- Relator(a)
- Ministro Felix Fischer
- Órgão julgador
- Quinta Turma
- Data do julgamento
- 23/08/2018
- Data de publicação
- 10/09/2018
STJ – Acórdão, Rel. Ministro Felix Fischer, Quinta Turma, j. 23/08/2018, p. 10/09/2018
AGRAVO REGIMENTAL NO RECURSO ORDINÁRIO EM MANDADO DE SEGURANÇA. NULIDADE. EXCESSO DE PRAZO DA MEDIDA CAUTELAR DE SEQUESTRO. OFERECIMENTO DA DENÚNCIA. PROPRIEDADE DE VALORES. TITULARIDADE. DÚVIDA FUNDADA. LEVANTAMENTO. AUSÊNCIA DE DIREITO LÍQUIDO E CERTO. ASSISTÊNCIA JUDICIÁRIA GRATUITA. CONCESSÃO. IMPOSSIBILIDADE. REVOLVIMENTO DE MATÉRIA FÁTICO-PROBATÓRIA. INEXISTÊNCIA DE NOVOS ARGUMENTOS APTOS A DESCONSTITUIR A DECISÃO IMPUGNADA. AGRAVO DESPROVIDO. I - Não há direito líquido e certo a ser tutelado pela via do mandado de segurança, quando o sequestro do bem está devidamente fundamentado e a constrição cautelar decretada visa a resguardar os interesses do processo penal, por haver fundados indícios da participação dos recorrentes em crimes.
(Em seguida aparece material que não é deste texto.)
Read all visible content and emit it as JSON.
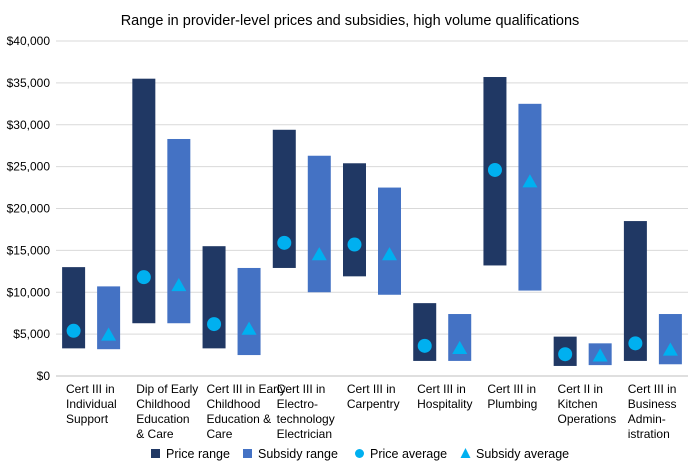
{
  "chart_data": {
    "type": "bar",
    "title": "Range in provider-level prices and subsidies, high volume qualifications",
    "ylim": [
      0,
      40000
    ],
    "yticks": [
      0,
      5000,
      10000,
      15000,
      20000,
      25000,
      30000,
      35000,
      40000
    ],
    "ytick_labels": [
      "$0",
      "$5,000",
      "$10,000",
      "$15,000",
      "$20,000",
      "$25,000",
      "$30,000",
      "$35,000",
      "$40,000"
    ],
    "grid": true,
    "legend_position": "bottom",
    "categories": [
      [
        "Cert III in",
        "Individual",
        "Support"
      ],
      [
        "Dip of Early",
        "Childhood",
        "Education",
        "& Care"
      ],
      [
        "Cert III in Early",
        "Childhood",
        "Education &",
        "Care"
      ],
      [
        "Cert III in",
        "Electro-",
        "technology",
        "Electrician"
      ],
      [
        "Cert III in",
        "Carpentry"
      ],
      [
        "Cert III in",
        "Hospitality"
      ],
      [
        "Cert III in",
        "Plumbing"
      ],
      [
        "Cert II in",
        "Kitchen",
        "Operations"
      ],
      [
        "Cert III in",
        "Business",
        "Admin-",
        "istration"
      ]
    ],
    "colors": {
      "price_range": "#203864",
      "subsidy_range": "#4472C4",
      "price_average": "#00B0F0",
      "subsidy_average": "#00B0F0"
    },
    "series": [
      {
        "name": "Price range",
        "type": "range",
        "low": [
          3300,
          6300,
          3300,
          12900,
          11900,
          1800,
          13200,
          1200,
          1800
        ],
        "high": [
          13000,
          35500,
          15500,
          29400,
          25400,
          8700,
          35700,
          4700,
          18500
        ]
      },
      {
        "name": "Subsidy range",
        "type": "range",
        "low": [
          3200,
          6300,
          2500,
          10000,
          9700,
          1800,
          10200,
          1300,
          1400
        ],
        "high": [
          10700,
          28300,
          12900,
          26300,
          22500,
          7400,
          32500,
          3900,
          7400
        ]
      },
      {
        "name": "Price average",
        "type": "marker",
        "marker": "circle",
        "values": [
          5400,
          11800,
          6200,
          15900,
          15700,
          3600,
          24600,
          2600,
          3900
        ]
      },
      {
        "name": "Subsidy average",
        "type": "marker",
        "marker": "triangle",
        "values": [
          4900,
          10800,
          5600,
          14500,
          14500,
          3300,
          23200,
          2400,
          3100
        ]
      }
    ]
  }
}
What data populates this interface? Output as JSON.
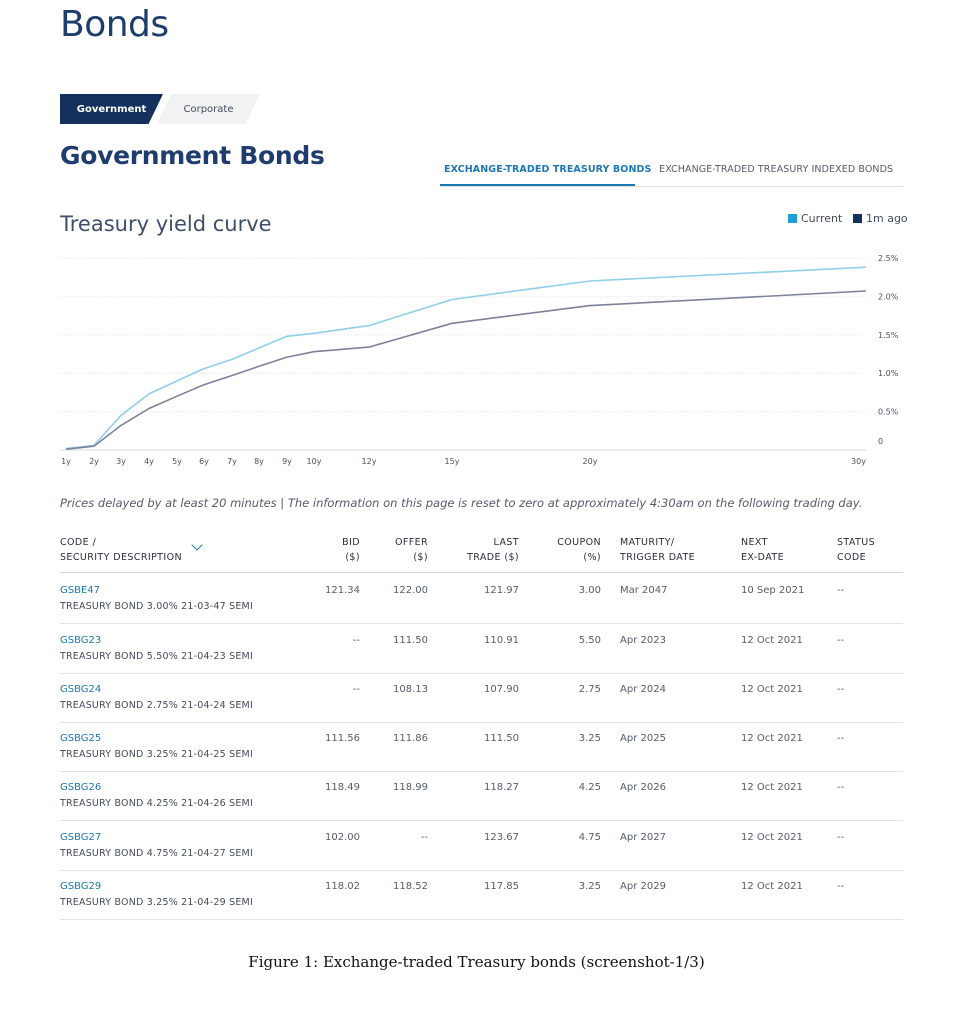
{
  "page": {
    "title": "Bonds"
  },
  "segments": {
    "government": "Government",
    "corporate": "Corporate"
  },
  "section_title": "Government Bonds",
  "tabs": {
    "active": "EXCHANGE-TRADED TREASURY BONDS",
    "inactive": "EXCHANGE-TRADED TREASURY INDEXED BONDS"
  },
  "chart_title": "Treasury yield curve",
  "legend": {
    "current": "Current",
    "ago": "1m ago"
  },
  "colors": {
    "current": "#8fcfe8",
    "ago": "#7d829c",
    "accent": "#1d78b5",
    "navy": "#14315e"
  },
  "chart_data": {
    "type": "line",
    "x_ticks": [
      {
        "v": 1,
        "label": "1y"
      },
      {
        "v": 2,
        "label": "2y"
      },
      {
        "v": 3,
        "label": "3y"
      },
      {
        "v": 4,
        "label": "4y"
      },
      {
        "v": 5,
        "label": "5y"
      },
      {
        "v": 6,
        "label": "6y"
      },
      {
        "v": 7,
        "label": "7y"
      },
      {
        "v": 8,
        "label": "8y"
      },
      {
        "v": 9,
        "label": "9y"
      },
      {
        "v": 10,
        "label": "10y"
      },
      {
        "v": 12,
        "label": "12y"
      },
      {
        "v": 15,
        "label": "15y"
      },
      {
        "v": 20,
        "label": "20y"
      },
      {
        "v": 30,
        "label": "30y"
      }
    ],
    "y_ticks": [
      {
        "v": 0,
        "label": "0"
      },
      {
        "v": 0.5,
        "label": "0.5%"
      },
      {
        "v": 1.0,
        "label": "1.0%"
      },
      {
        "v": 1.5,
        "label": "1.5%"
      },
      {
        "v": 2.0,
        "label": "2.0%"
      },
      {
        "v": 2.5,
        "label": "2.5%"
      }
    ],
    "ylim": [
      0,
      2.5
    ],
    "grid": true,
    "legend_position": "top-right",
    "series": [
      {
        "name": "Current",
        "points": [
          [
            1,
            0.02
          ],
          [
            2,
            0.06
          ],
          [
            3,
            0.45
          ],
          [
            4,
            0.73
          ],
          [
            5,
            0.9
          ],
          [
            6,
            1.06
          ],
          [
            7,
            1.18
          ],
          [
            8,
            1.33
          ],
          [
            9,
            1.48
          ],
          [
            10,
            1.52
          ],
          [
            12,
            1.62
          ],
          [
            15,
            1.96
          ],
          [
            20,
            2.2
          ],
          [
            30,
            2.38
          ]
        ]
      },
      {
        "name": "1m ago",
        "points": [
          [
            1,
            0.01
          ],
          [
            2,
            0.05
          ],
          [
            3,
            0.32
          ],
          [
            4,
            0.54
          ],
          [
            5,
            0.7
          ],
          [
            6,
            0.85
          ],
          [
            7,
            0.97
          ],
          [
            8,
            1.09
          ],
          [
            9,
            1.21
          ],
          [
            10,
            1.28
          ],
          [
            12,
            1.34
          ],
          [
            15,
            1.65
          ],
          [
            20,
            1.88
          ],
          [
            30,
            2.07
          ]
        ]
      }
    ]
  },
  "note": "Prices delayed by at least 20 minutes | The information on this page is reset to zero at approximately 4:30am on the following trading day.",
  "table": {
    "headers": {
      "code": [
        "CODE /",
        "SECURITY DESCRIPTION"
      ],
      "bid": [
        "BID",
        "($)"
      ],
      "offer": [
        "OFFER",
        "($)"
      ],
      "last": [
        "LAST",
        "TRADE ($)"
      ],
      "coupon": [
        "COUPON",
        "(%)"
      ],
      "maturity": [
        "MATURITY/",
        "TRIGGER DATE"
      ],
      "exdate": [
        "NEXT",
        "EX-DATE"
      ],
      "status": [
        "STATUS",
        "CODE"
      ]
    },
    "rows": [
      {
        "code": "GSBE47",
        "desc": "TREASURY BOND 3.00% 21-03-47 SEMI",
        "bid": "121.34",
        "offer": "122.00",
        "last": "121.97",
        "coupon": "3.00",
        "maturity": "Mar 2047",
        "exdate": "10 Sep 2021",
        "status": "--"
      },
      {
        "code": "GSBG23",
        "desc": "TREASURY BOND 5.50% 21-04-23 SEMI",
        "bid": "--",
        "offer": "111.50",
        "last": "110.91",
        "coupon": "5.50",
        "maturity": "Apr 2023",
        "exdate": "12 Oct 2021",
        "status": "--"
      },
      {
        "code": "GSBG24",
        "desc": "TREASURY BOND 2.75% 21-04-24 SEMI",
        "bid": "--",
        "offer": "108.13",
        "last": "107.90",
        "coupon": "2.75",
        "maturity": "Apr 2024",
        "exdate": "12 Oct 2021",
        "status": "--"
      },
      {
        "code": "GSBG25",
        "desc": "TREASURY BOND 3.25% 21-04-25 SEMI",
        "bid": "111.56",
        "offer": "111.86",
        "last": "111.50",
        "coupon": "3.25",
        "maturity": "Apr 2025",
        "exdate": "12 Oct 2021",
        "status": "--"
      },
      {
        "code": "GSBG26",
        "desc": "TREASURY BOND 4.25% 21-04-26 SEMI",
        "bid": "118.49",
        "offer": "118.99",
        "last": "118.27",
        "coupon": "4.25",
        "maturity": "Apr 2026",
        "exdate": "12 Oct 2021",
        "status": "--"
      },
      {
        "code": "GSBG27",
        "desc": "TREASURY BOND 4.75% 21-04-27 SEMI",
        "bid": "102.00",
        "offer": "--",
        "last": "123.67",
        "coupon": "4.75",
        "maturity": "Apr 2027",
        "exdate": "12 Oct 2021",
        "status": "--"
      },
      {
        "code": "GSBG29",
        "desc": "TREASURY BOND 3.25% 21-04-29 SEMI",
        "bid": "118.02",
        "offer": "118.52",
        "last": "117.85",
        "coupon": "3.25",
        "maturity": "Apr 2029",
        "exdate": "12 Oct 2021",
        "status": "--"
      }
    ]
  },
  "caption": "Figure 1: Exchange-traded Treasury bonds (screenshot-1/3)"
}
II - A jurisprudência desta Corte já sedimentou o entendimento de que a alegação de excesso de prazo na medida constritiva resta superado após o início da ação penal. No caso dos autos, conforme consignou o eg. Tribunal de origem, em 26/05/2017 a denúncia foi recebida, dando início à instrução criminal. III - Não há se falar em ilegalidade da r. decisão proferida pelo eg. Tribunal de origem que manteve medida cautelar de sequestro de valores de um dos acusados, sobretudo quando a propriedade dos bens sequestrados e não liberados não está suficientemente esclarecida, carecendo, desse modo, de prova líquida e certa para a concessão da segurança. IV - "[...] 4. Ademais, importante frisar a inviabilidade de se examinar o cabimento da justiça gratuita neste momento processual, uma vez que a aferição de miserabilidade jurídica do embargante, além de não prequestionada junto à instância ordinária, dependeria, necessariamente, do revolvimento de matéria fático-probatória, o que, em sede de recurso especial, constitui medida vedada pelo óbice da Súmula 7/STJ. [...]" (EDcl no AgRg no AREsp 1081540/MG, Quinta Turma, Rel. Min. Reynaldo Soares da Fonseca, DJe de 25/8/2017). V - No presente agravo regimental não se aduziu qualquer argumento novo e apto a ensejar a alteração da decisão agravada, devendo ser mantida por seus próprios fundamentos. Agravo regimental desprovido. (AgRg no RMS n. 57.847/ES, relator Ministro Felix Fischer, Quinta Turma, julgado em 23/8/2018, DJe de 10/9/2018.)